Military metamorphosis and defeat
The Marathas rose to power as horsemen and down to the end of the eighteenth century cavalry figured largely in their armies. From the 1750s however, impressed by Western battlefield tactics that were beginning to the deployed in India, they added an increasing complement of infantry and artillery. This was however expensive since the light cavalry had to be maintained as well. Overall, the fiscal system of the Maratha states was severely strained by 1800, when it was challenged by considerable fraction of the armed forces of the second British Empire. Some contemporary British officers saw regular infantry and artillery as a source of weakness. They thought it slowed down Maratha armies and made it easier for slow, heavy British armies to force them to battle. On the other hand, the combination proved effective against the Marathas’ Indian enemies.

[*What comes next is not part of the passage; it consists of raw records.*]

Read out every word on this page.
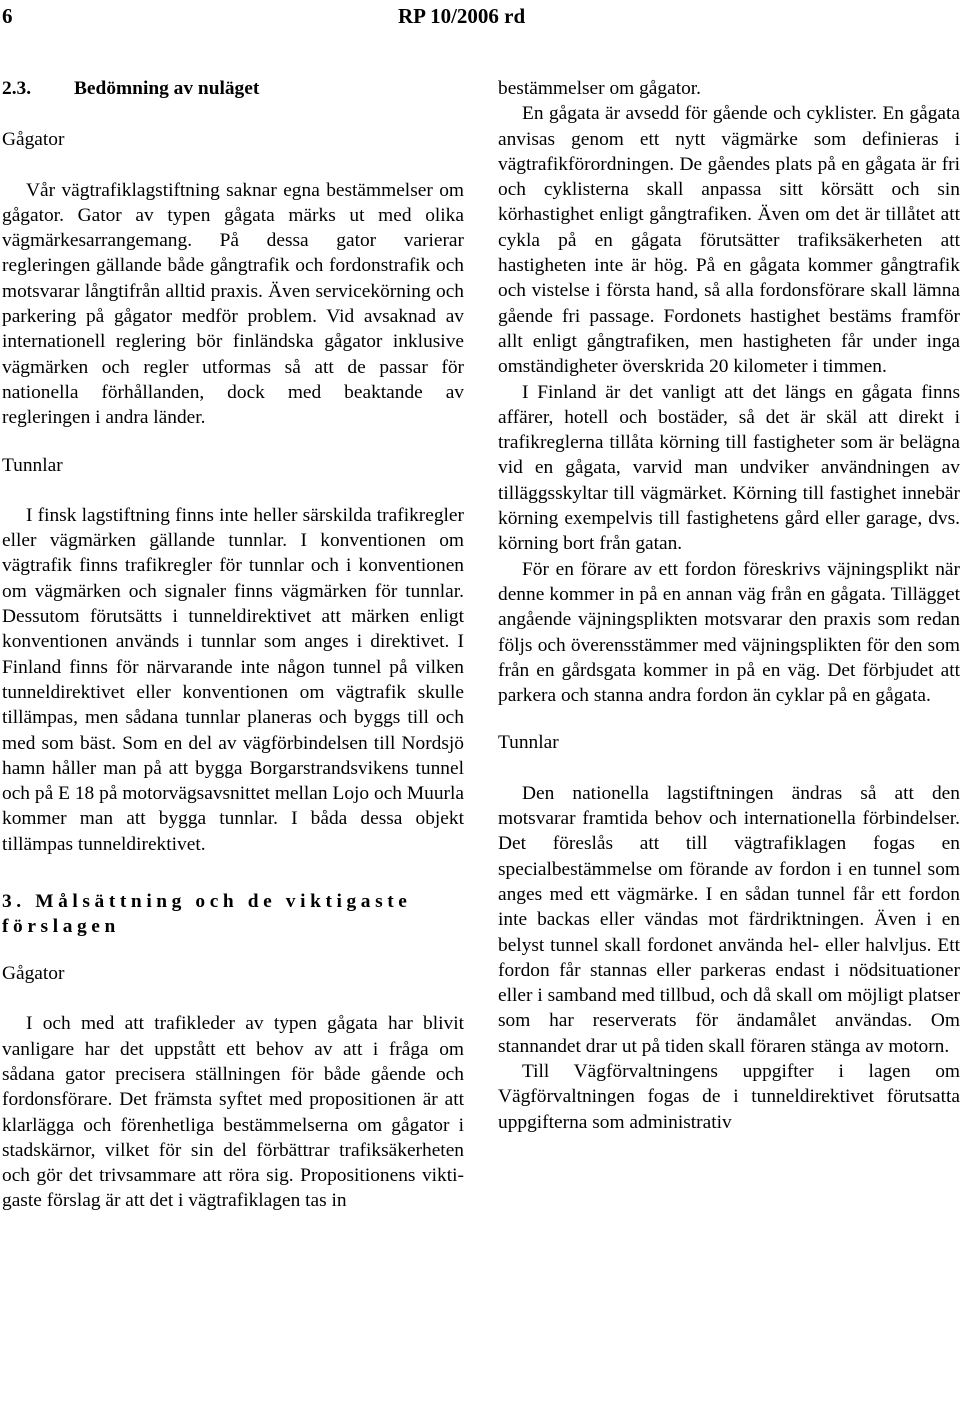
6	RP 10/2006 rd

2.3. Bedömning av nuläget

Gågator

Vår vägtrafiklagstiftning saknar egna bestämmelser om gågator. Gator av typen gågata märks ut med olika vägmärkesarrangemang. På dessa gator varierar regleringen gällande både gångtrafik och fordonstrafik och motsvarar långtifrån alltid praxis. Även servicekörning och parkering på gågator medför problem. Vid avsaknad av internationell reglering bör finländska gågator inklusive vägmärken och regler utformas så att de passar för nationella förhållanden, dock med beaktande av regleringen i andra länder.

Tunnlar

I finsk lagstiftning finns inte heller särskilda trafikregler eller vägmärken gällande tunnlar. I konventionen om vägtrafik finns trafikregler för tunnlar och i konventionen om vägmärken och signaler finns vägmärken för tunnlar. Dessutom förutsätts i tunneldirektivet att märken enligt konventionen används i tunnlar som anges i direktivet. I Finland finns för närvarande inte någon tunnel på vilken tunneldirektivet eller konventionen om vägtrafik skulle tillämpas, men sådana tunnlar planeras och byggs till och med som bäst. Som en del av vägförbindelsen till Nordsjö hamn håller man på att bygga Borgarstrandsvikens tunnel och på E 18 på motorvägsavsnittet mellan Lojo och Muurla kommer man att bygga tunnlar. I båda dessa objekt tillämpas tunneldirektivet.

3. Målsättning och de viktigaste
förslagen

Gågator

I och med att trafikleder av typen gågata har blivit vanligare har det uppstått ett behov av att i fråga om sådana gator precisera ställningen för både gående och fordonsförare. Det främsta syftet med propositionen är att klarlägga och förenhetliga bestämmelserna om gågator i stadskärnor, vilket för sin del förbättrar trafiksäkerheten och gör det trivsammare att röra sig. Propositionens viktigaste förslag är att det i vägtrafiklagen tas in

bestämmelser om gågator.

En gågata är avsedd för gående och cyklister. En gågata anvisas genom ett nytt vägmärke som definieras i vägtrafikförordningen. De gåendes plats på en gågata är fri och cyklisterna skall anpassa sitt körsätt och sin körhastighet enligt gångtrafiken. Även om det är tillåtet att cykla på en gågata förutsätter trafiksäkerheten att hastigheten inte är hög. På en gågata kommer gångtrafik och vistelse i första hand, så alla fordonsförare skall lämna gående fri passage. Fordonets hastighet bestäms framför allt enligt gångtrafiken, men hastigheten får under inga omständigheter överskrida 20 kilometer i timmen.

I Finland är det vanligt att det längs en gågata finns affärer, hotell och bostäder, så det är skäl att direkt i trafikreglerna tillåta körning till fastigheter som är belägna vid en gågata, varvid man undviker användningen av tilläggsskyltar till vägmärket. Körning till fastighet innebär körning exempelvis till fastighetens gård eller garage, dvs. körning bort från gatan.

För en förare av ett fordon föreskrivs väjningsplikt när denne kommer in på en annan väg från en gågata. Tillägget angående väjningsplikten motsvarar den praxis som redan följs och överensstämmer med väjningsplikten för den som från en gårdsgata kommer in på en väg. Det förbjudet att parkera och stanna andra fordon än cyklar på en gågata.

Tunnlar

Den nationella lagstiftningen ändras så att den motsvarar framtida behov och internationella förbindelser. Det föreslås att till vägtrafiklagen fogas en specialbestämmelse om förande av fordon i en tunnel som anges med ett vägmärke. I en sådan tunnel får ett fordon inte backas eller vändas mot färdriktningen. Även i en belyst tunnel skall fordonet använda hel- eller halvljus. Ett fordon får stannas eller parkeras endast i nödsituationer eller i samband med tillbud, och då skall om möjligt platser som har reserverats för ändamålet användas. Om stannandet drar ut på tiden skall föraren stänga av motorn.

Till Vägförvaltningens uppgifter i lagen om Vägförvaltningen fogas de i tunneldirektivet förutsatta uppgifterna som administrativ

Furthermore, when Arthur Wellesley, the future Duke of Wellington confronted the new Maratha armies in 1803-06 they proved almost a match for the British Indian forces that he brought to the field. It was their cavalry that failed to fight at the crucial encounter at Assaye and elsewhere. However, Holkar’s attempt to revert to a light cavalry strategy also ultimately failed in this period. This was due to a key change in battlefield artillery: the deployment of horse-drawn or ‘galloper guns’. It came alongside the raising of elite units of English cavalry that, in turn trained Indian horsemen in European tactics. A key success for horse artillery came the battle of Farrukhabad against Holkar. The combined forces marched 60 miles in 24 hours to completely surprise Jaswant Rao Holkar’s cavalry army. During this combat, the British artillery captain James Young noted with amazement that a large mass of cavalry that was pursuing a handful of British horsemen no sooner saw his horse artillery unlimber, than they “turned about & fled with the utmost precipitation”. If they had persisted, he mused, they might have suffered a dozen casualties, but not one his isolated troop would have escaped. The same fate awaited the Peshwa’s government when it challenged the British for the last time in 1817-18. After a protracted campaign, the Peshwa Bajirao II surrendered and his territories were annexed to the British empire and added to its Bombay Presidency.
The end of the empire
In confronting the British, the Marathas were dealing with a power that could deploy global resources and draw from a fiscal system far beyond that of any Asian government. Beyond battlefield tactics, it was the deep pockets of the East India Company and its extensive credit in wealthy Britain that enabled its agents in India to support its wars – if at the cost of ruining the Company’s trade and increasing its debts in India and Britain. Richard Wellesley, the governor-general who had launched this imperial strategy was recalled in disgrace in 1805, but the collapse of the Maratha empire was, by this time, irreversible. After 1804, the crucial Maratha outpost in North India, the Gwalior kingdom of the Shindes essentially withdrew from the Maratha empire to accept a subordinate place in the new British one. Delhi and Agra and the person of the Mughal emperor passed into British hands and then no possibility of Maratha revival remained. History is written by the victors: and as we have seen in the opening section, British historians were keen on burying dangerous memories of their great challengers.
ENDNOTES
*I have translated all the Marathi sources used in this Chapter.